Hocking Valley is also proud of its HCAHPS patient-satisfaction scores. As a critical-access hospital, they’re not required to participate in the HCAHPS survey, but she explained that the leadership team felt it was important to see how the hospital was doing compared with other area organizations. She said they routinely score in the 90th percentile or higher, often surpassing the numerous hospitals in nearby counties.

“In a small hospital you can’t be all things to all people, but you can certainly compete from the aspect of service,” Lucas-Helber stated. “Patients, there’s no question that when they come to a healthcare facility, they’re expecting you to provide quality care and do everything right, but it’s how you make that patient feel while they’re here, and not only the patient, but their family. You’re caring for everyone and keeping them informed, and just creating the best experience that you possibly can.”

Modeling a positive culture

Several years ago, the organization became involved with the StuderGroup.
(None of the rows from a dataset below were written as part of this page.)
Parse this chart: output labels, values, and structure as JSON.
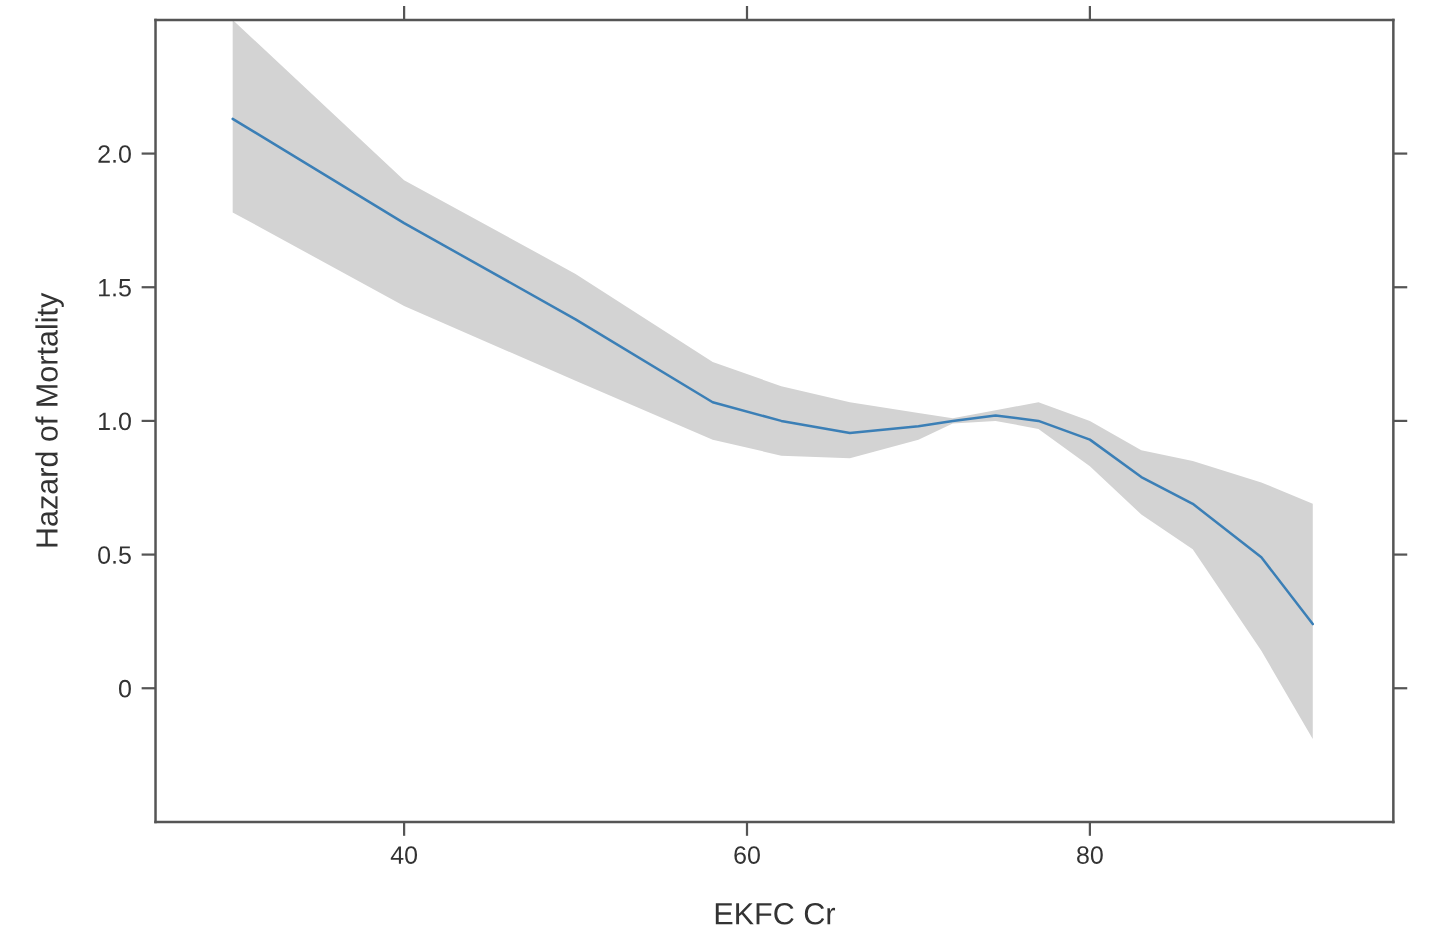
{
  "chart_data": {
    "type": "line",
    "xlabel": "EKFC Cr",
    "ylabel": "Hazard of Mortality",
    "xlim": [
      25.5,
      97.7
    ],
    "xticks": [
      40,
      60,
      80
    ],
    "ylim": [
      -0.5,
      2.5
    ],
    "yticks": [
      0,
      {
        "value": 0.5,
        "label": "0.5"
      },
      {
        "value": 1.0,
        "label": "1.0"
      },
      {
        "value": 1.5,
        "label": "1.5"
      },
      {
        "value": 2.0,
        "label": "2.0"
      }
    ],
    "grid": false,
    "series": [
      {
        "color": "#3b7fb6",
        "x": [
          30,
          40,
          50,
          58,
          62,
          66,
          70,
          72,
          74.5,
          77,
          80,
          83,
          86,
          90,
          93
        ],
        "values": [
          2.13,
          1.74,
          1.38,
          1.07,
          1.0,
          0.955,
          0.98,
          1.0,
          1.02,
          1.0,
          0.93,
          0.79,
          0.69,
          0.49,
          0.24
        ],
        "lower": [
          1.78,
          1.43,
          1.15,
          0.93,
          0.87,
          0.86,
          0.93,
          0.99,
          1.0,
          0.97,
          0.83,
          0.65,
          0.52,
          0.14,
          -0.19
        ],
        "upper": [
          2.5,
          1.9,
          1.55,
          1.22,
          1.13,
          1.07,
          1.03,
          1.01,
          1.04,
          1.07,
          1.0,
          0.89,
          0.85,
          0.77,
          0.69
        ]
      }
    ]
  }
}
Lucas-Helber recalled that at the time, it was a new, but common-sense approach to changing the health of the hospital’s culture.

“When you’re honest with your folks and have a healthy culture, when you have to face some difficult decisions, your culture’s more accepting,” she said, adding that the culture has drastically changed since she first arrived at Hocking Valley in 1995. For one thing, the executive team places a higher priority on regularly communicating with the staff.

As CEO, she holds frequent employee forums where she sets aside time over a three-day period to update all of the employees and staff on organizational issues, such as patient satisfaction, quality metrics, finances, new services, and other changes the hospital is making. It’s important, she said, to connect every employee with the hospital’s mission and goals.

“We’ve worked really hard to make sure when you ask someone what they do, they don’t say, ‘Well, I’m just a housekeeper.’ No, you’re in charge of making sure that our infection rate is low,” Lucas-Helber explained. “Making that connection gives them ownership in that role, and that, ‘You are a key piece to our success.’ It takes all of us working together, growing in the same direction to make all of the moving parts of healthcare flow smoothly.”

Advocating for rural healthcare

Lucas-Helber firmly believes that small rural hospitals are critically important to the healthcare system in the United States.

“Sometimes I don’t think communities realize what a valuable asset that that community hospital is,” she stated. “Again, we can’t do all the grand things that you may be able to do in a large urban setting or a teaching setting, but there are things that can be initiated and started in your community hospital.”

Even if the patient has to go to a larger facility for more complex care, they will often return to the community hospital for rehab or other post-acute needs. That alone, she said, “keeps healthcare costs down.” It also helps the families.

“If you’re here in your hometown at your local hospital, it’s less strenuous for families than to travel an hour, hour and a half, two hours to a larger city to help in that recovery process.”